MONTECTIO, Calif. - As the window for survival closes in, the search continues for four people, still confirmed missing from what authorities are calling a once every 200-year weather event.
The missing include two-year-old Lydia, a 17-year-old boy named John "Jack" Cantin, 28-year-old Fabiola Benitez Calderon and 53-year-old John Jack Keating.
Aerial drone footage of the thick sludge and debris on U.S. Highway 101, helps explain why part of California's busiest freeway is still shut down, days after the mudslide that now covers 30 square miles of Santa Barbara County.
Crews are working around the clock to clear roads and restore power but 7,000 people are still under a mandatory evacuation order.
Through damaged cars, trees on the ground and debris from people's homes, search teams continue to look for victims in Montecito.
"You never give up.
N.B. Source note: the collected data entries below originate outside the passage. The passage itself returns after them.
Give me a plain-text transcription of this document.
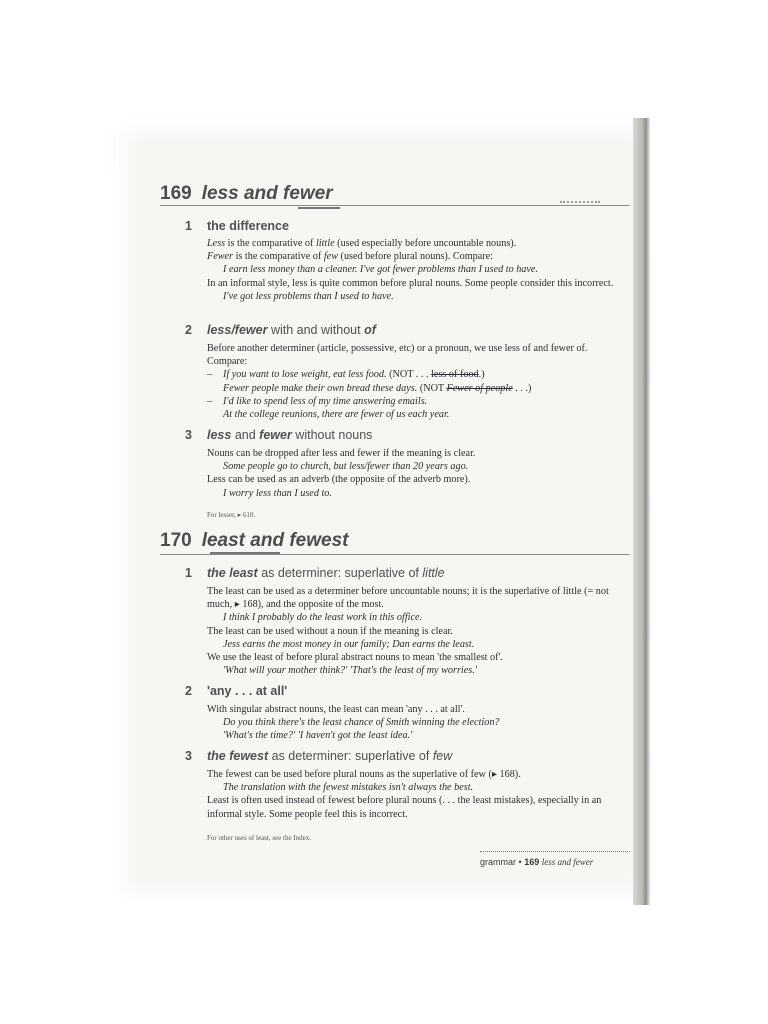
169 less and fewer
1 the difference

Less is the comparative of little (used especially before uncountable nouns).

Fewer is the comparative of few (used before plural nouns). Compare:

I earn less money than a cleaner. I've got fewer problems than I used to have.

In an informal style, less is quite common before plural nouns. Some people consider this incorrect.

I've got less problems than I used to have.

2 less/fewer with and without of

Before another determiner (article, possessive, etc) or a pronoun, we use less of and fewer of. Compare:

– If you want to lose weight, eat less food. (NOT . . . less of food.)

Fewer people make their own bread these days. (NOT Fewer of people . . .)

– I'd like to spend less of my time answering emails.

At the college reunions, there are fewer of us each year.

3 less and fewer without nouns

Nouns can be dropped after less and fewer if the meaning is clear.

Some people go to church, but less/fewer than 20 years ago.

Less can be used as an adverb (the opposite of the adverb more).

I worry less than I used to.

For lesser, ▸ 610.
170 least and fewest
1 the least as determiner: superlative of little

The least can be used as a determiner before uncountable nouns; it is the superlative of little (= not much, ▸ 168), and the opposite of the most.

I think I probably do the least work in this office.

The least can be used without a noun if the meaning is clear.

Jess earns the most money in our family; Dan earns the least.

We use the least of before plural abstract nouns to mean 'the smallest of'.

'What will your mother think?' 'That's the least of my worries.'

2 'any . . . at all'

With singular abstract nouns, the least can mean 'any . . . at all'.

Do you think there's the least chance of Smith winning the election?

'What's the time?' 'I haven't got the least idea.'

3 the fewest as determiner: superlative of few

The fewest can be used before plural nouns as the superlative of few (▸ 168).

The translation with the fewest mistakes isn't always the best.

Least is often used instead of fewest before plural nouns (. . . the least mistakes), especially in an informal style. Some people feel this is incorrect.

For other uses of least, see the Index.
grammar • 169 less and fewer
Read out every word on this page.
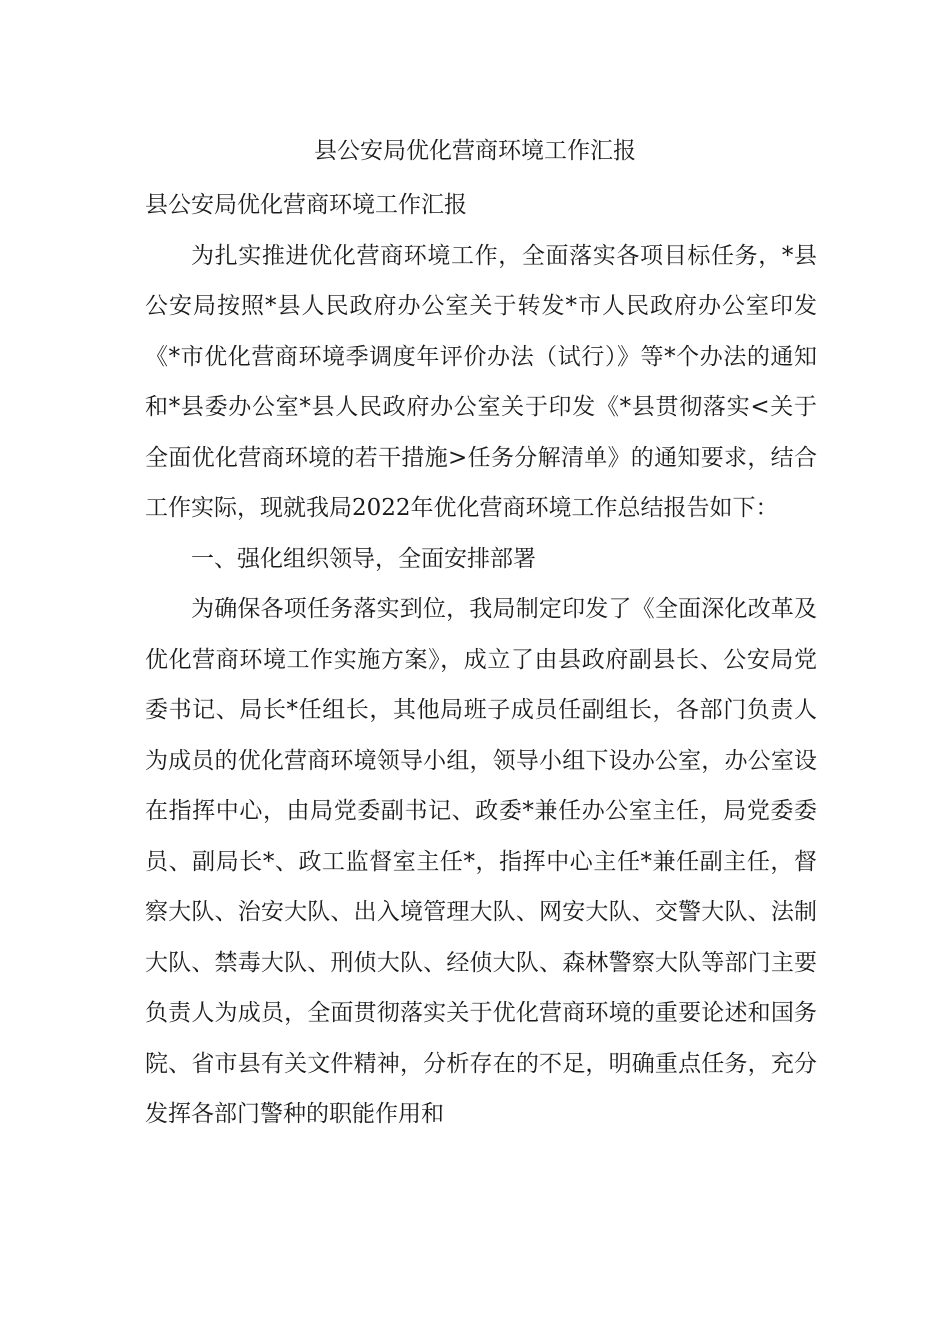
县公安局优化营商环境工作汇报

县公安局优化营商环境工作汇报

为扎实推进优化营商环境工作，全面落实各项目标任务，*县公安局按照*县人民政府办公室关于转发*市人民政府办公室印发《*市优化营商环境季调度年评价办法（试行）》等*个办法的通知和*县委办公室*县人民政府办公室关于印发《*县贯彻落实<关于全面优化营商环境的若干措施>任务分解清单》的通知要求，结合工作实际，现就我局2022年优化营商环境工作总结报告如下：

一、强化组织领导，全面安排部署

为确保各项任务落实到位，我局制定印发了《全面深化改革及优化营商环境工作实施方案》，成立了由县政府副县长、公安局党委书记、局长*任组长，其他局班子成员任副组长，各部门负责人为成员的优化营商环境领导小组，领导小组下设办公室，办公室设在指挥中心，由局党委副书记、政委*兼任办公室主任，局党委委员、副局长*、政工监督室主任*，指挥中心主任*兼任副主任，督察大队、治安大队、出入境管理大队、网安大队、交警大队、法制大队、禁毒大队、刑侦大队、经侦大队、森林警察大队等部门主要负责人为成员，全面贯彻落实关于优化营商环境的重要论述和国务院、省市县有关文件精神，分析存在的不足，明确重点任务，充分发挥各部门警种的职能作用和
Why give up hope? I mean there's people down there who are hoping, what right do I have to give up hope?" asks Doug Van Iwaarden, CATF-5 Fire Apparatus Engineer and Canine Search Specialist.
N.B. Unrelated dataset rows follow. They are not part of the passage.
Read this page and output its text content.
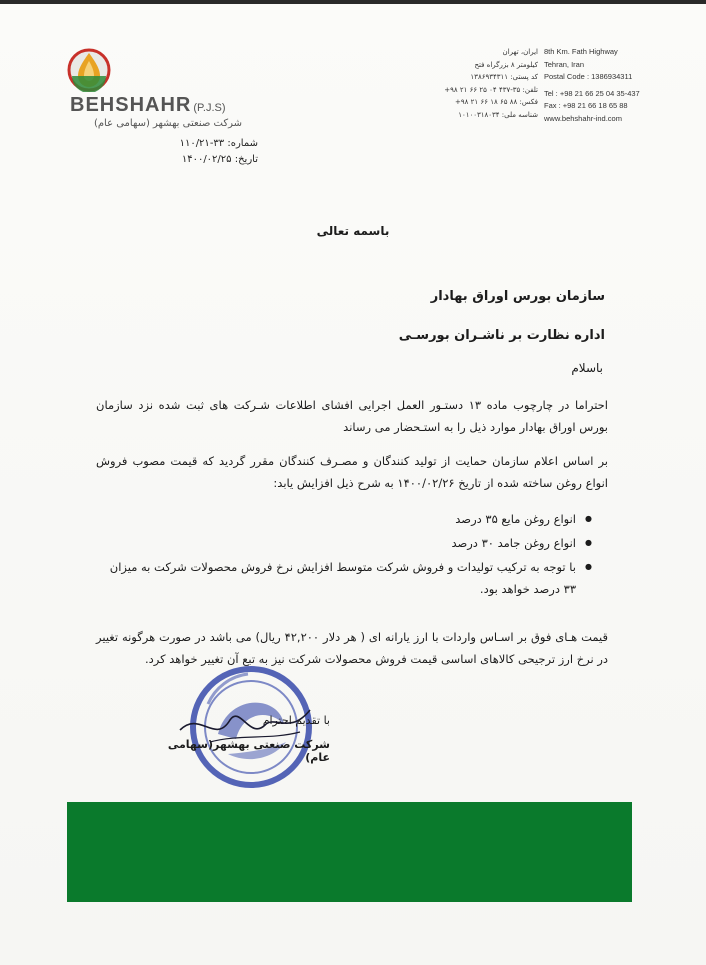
BEHSHAHR (P.J.S)
شرکت صنعتی بهشهر (سهامی عام)
شماره: ۳۳-۱۱۰/۲۱
تاریخ: ۱۴۰۰/۰۲/۲۵
ایران، تهران
کیلومتر ۸ بزرگراه فتح
کد پستی: ۱۳۸۶۹۳۴۳۱۱
تلفن: ۳۵-۴۳۷ ۰۴ ۲۵ ۶۶ ۲۱ ۹۸+
فکس: ۸۸ ۶۵ ۱۸ ۶۶ ۲۱ ۹۸+
شناسه ملی: ۱۰۱۰۰۳۱۸۰۳۴
8th Km. Fath Highway
Tehran, Iran
Postal Code : 1386934311
Tel : +98 21 66 25 04 35-437
Fax : +98 21 66 18 65 88
www.behshahr-ind.com
باسمه تعالی
سازمان بورس اوراق بهادار
اداره نظارت بر ناشـران بورسـی
باسلام
احتراما در چارچوب ماده ۱۳ دستـور العمل اجرایی افشای اطلاعات شـرکت های ثبت شده نزد سازمان بورس اوراق بهادار موارد ذیل را به استـحضار می رساند
بر اساس اعلام سازمان حمایت از تولید کنندگان و مصـرف کنندگان مقرر گردید که قیمت مصوب فروش انواع روغن ساخته شده از تاریخ ۱۴۰۰/۰۲/۲۶ به شرح ذیل افزایش یابد:
● انواع روغن مایع ۳۵ درصد
● انواع روغن جامد ۳۰ درصد
● با توجه به ترکیب تولیدات و فروش شرکت متوسط افزایش نرخ فروش محصولات شرکت به میزان ۳۳ درصد خواهد بود.
قیمت هـای فوق بر اسـاس واردات با ارز یارانه ای ( هر دلار ۴۲,۲۰۰ ریال) می باشد در صورت هرگونه تغییر در نرخ ارز ترجیحی کالاهای اساسی قیمت فروش محصولات شرکت نیز به تبع آن تغییر خواهد کرد.
با تقدیم احترام
شرکت صنعتی بهشهر(سهامی عام)
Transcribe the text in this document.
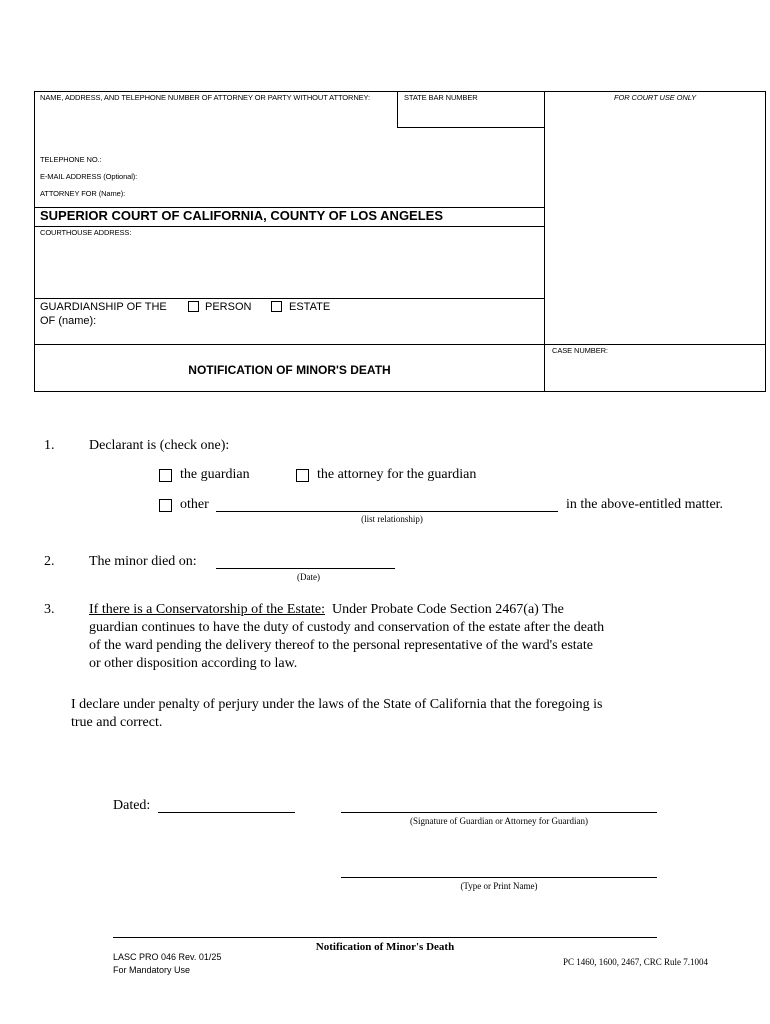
NAME, ADDRESS, AND TELEPHONE NUMBER OF ATTORNEY OR PARTY WITHOUT ATTORNEY:	STATE BAR NUMBER	FOR COURT USE ONLY
TELEPHONE NO.:
E-MAIL ADDRESS (Optional):
ATTORNEY FOR (Name):
SUPERIOR COURT OF CALIFORNIA, COUNTY OF LOS ANGELES
COURTHOUSE ADDRESS:
GUARDIANSHIP OF THE
OF (name):
PERSON	ESTATE
CASE NUMBER:
NOTIFICATION OF MINOR'S DEATH
1. Declarant is (check one):
the guardian	the attorney for the guardian
other	in the above-entitled matter.
(list relationship)
2. The minor died on:
(Date)
3. If there is a Conservatorship of the Estate: Under Probate Code Section 2467(a) The
guardian continues to have the duty of custody and conservation of the estate after the death
of the ward pending the delivery thereof to the personal representative of the ward's estate
or other disposition according to law.
I declare under penalty of perjury under the laws of the State of California that the foregoing is
true and correct.
Dated:
(Signature of Guardian or Attorney for Guardian)
(Type or Print Name)
Notification of Minor's Death
LASC PRO 046 Rev. 01/25
For Mandatory Use
PC 1460, 1600, 2467, CRC Rule 7.1004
A recent home video shows the frantic scene one family faced as the mudslide ravaged their coastal community. David Grokenberger described what he saw on Tuesday as apocalyptic.
"When Bill called me and said Dad look at this, I looked and I went, we can't get in the car, it's being swept away by a 5-6 foot wall of mud and debris and then I looked over and said where's the 3-car garage. It was gone. I don't mean just a stick or a roof. It wasn't there," said Grokenberger.
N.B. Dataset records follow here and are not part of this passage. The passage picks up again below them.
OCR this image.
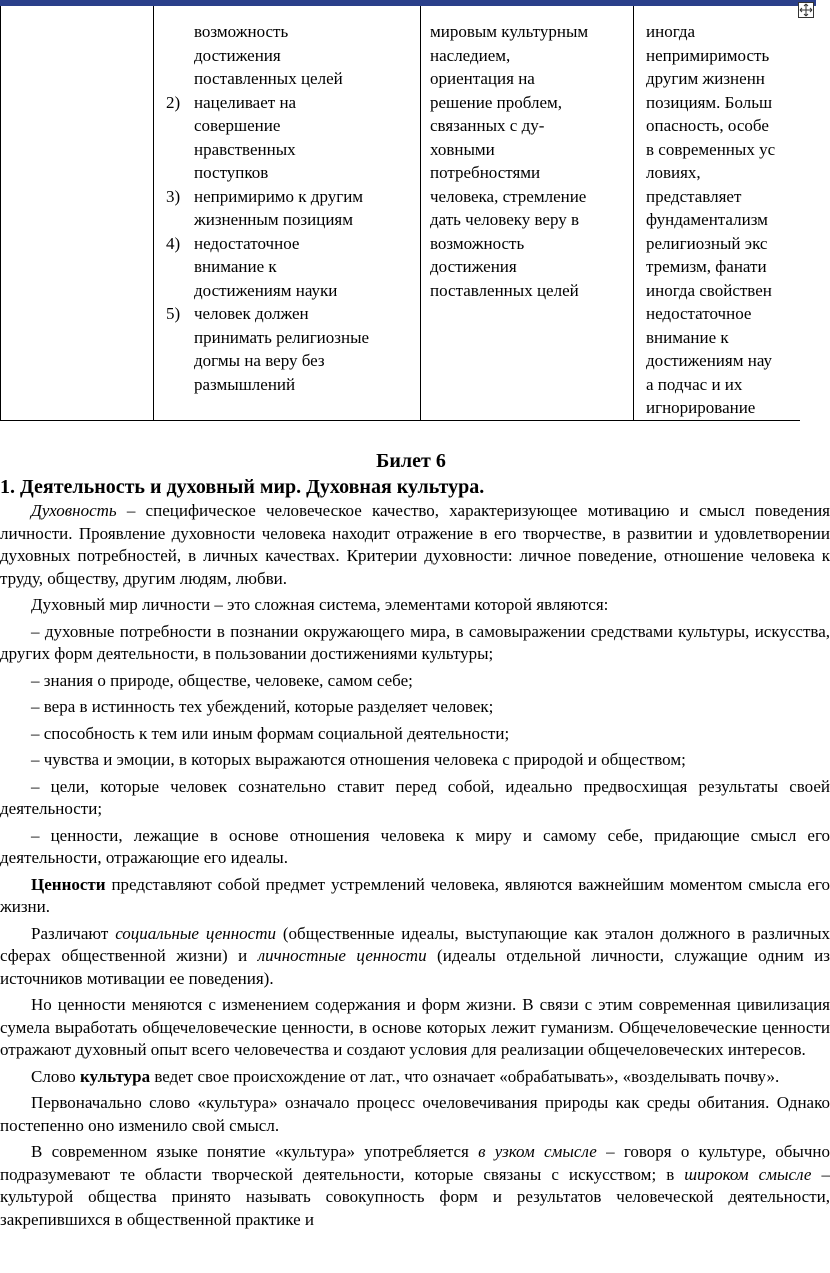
возможность
достижения
поставленных целей
2) нацеливает на
совершение
нравственных
поступков
3) непримиримо к другим
жизненным позициям
4) недостаточное
внимание к
достижениям науки
5) человек должен
принимать религиозные
догмы на веру без
размышлений
мировым культурным
наследием,
ориентация на
решение проблем,
связанных с ду-
ховными
потребностями
человека, стремление
дать человеку веру в
возможность
достижения
поставленных целей
иногда
непримиримость
другим жизненн
позициям. Больш
опасность, особе
в современных ус
ловиях,
представляет
фундаментализм
религиозный экс
тремизм, фанати
иногда свойствен
недостаточное
внимание к
достижениям нау
а подчас и их
игнорирование
Билет 6
1. Деятельность и духовный мир. Духовная культура.

Духовность – специфическое человеческое качество, характеризующее мотивацию и смысл поведения личности. Проявление духовности человека находит отражение в его творчестве, в развитии и удовлетворении духовных потребностей, в личных качествах. Критерии духовности: личное поведение, отношение человека к труду, обществу, другим людям, любви.

Духовный мир личности – это сложная система, элементами которой являются:

– духовные потребности в познании окружающего мира, в самовыражении средствами культуры, искусства, других форм деятельности, в пользовании достижениями культуры;

– знания о природе, обществе, человеке, самом себе;

– вера в истинность тех убеждений, которые разделяет человек;

– способность к тем или иным формам социальной деятельности;

– чувства и эмоции, в которых выражаются отношения человека с природой и обществом;

– цели, которые человек сознательно ставит перед собой, идеально предвосхищая результаты своей деятельности;

– ценности, лежащие в основе отношения человека к миру и самому себе, придающие смысл его деятельности, отражающие его идеалы.

Ценности представляют собой предмет устремлений человека, являются важнейшим моментом смысла его жизни.

Различают социальные ценности (общественные идеалы, выступающие как эталон должного в различных сферах общественной жизни) и личностные ценности (идеалы отдельной личности, служащие одним из источников мотивации ее поведения).

Но ценности меняются с изменением содержания и форм жизни. В связи с этим современная цивилизация сумела выработать общечеловеческие ценности, в основе которых лежит гуманизм. Общечеловеческие ценности отражают духовный опыт всего человечества и создают условия для реализации общечеловеческих интересов.

Слово культура ведет свое происхождение от лат., что означает «обрабатывать», «возделывать почву».

Первоначально слово «культура» означало процесс очеловечивания природы как среды обитания. Однако постепенно оно изменило свой смысл.

В современном языке понятие «культура» употребляется в узком смысле – говоря о культуре, обычно подразумевают те области творческой деятельности, которые связаны с искусством; в широком смысле – культурой общества принято называть совокупность форм и результатов человеческой деятельности, закрепившихся в общественной практике и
Cell phone video shows the mud filling up the family home. Quickly rising, stair by stair. But the house remained intact and the family was able to escape. Some of their neighbors did not.
"We lost some of our best family friends and what all these other families are going through. We're lucky, its just hard to think about how lucky we are. When they are not so lucky," said Billy Grokenberger.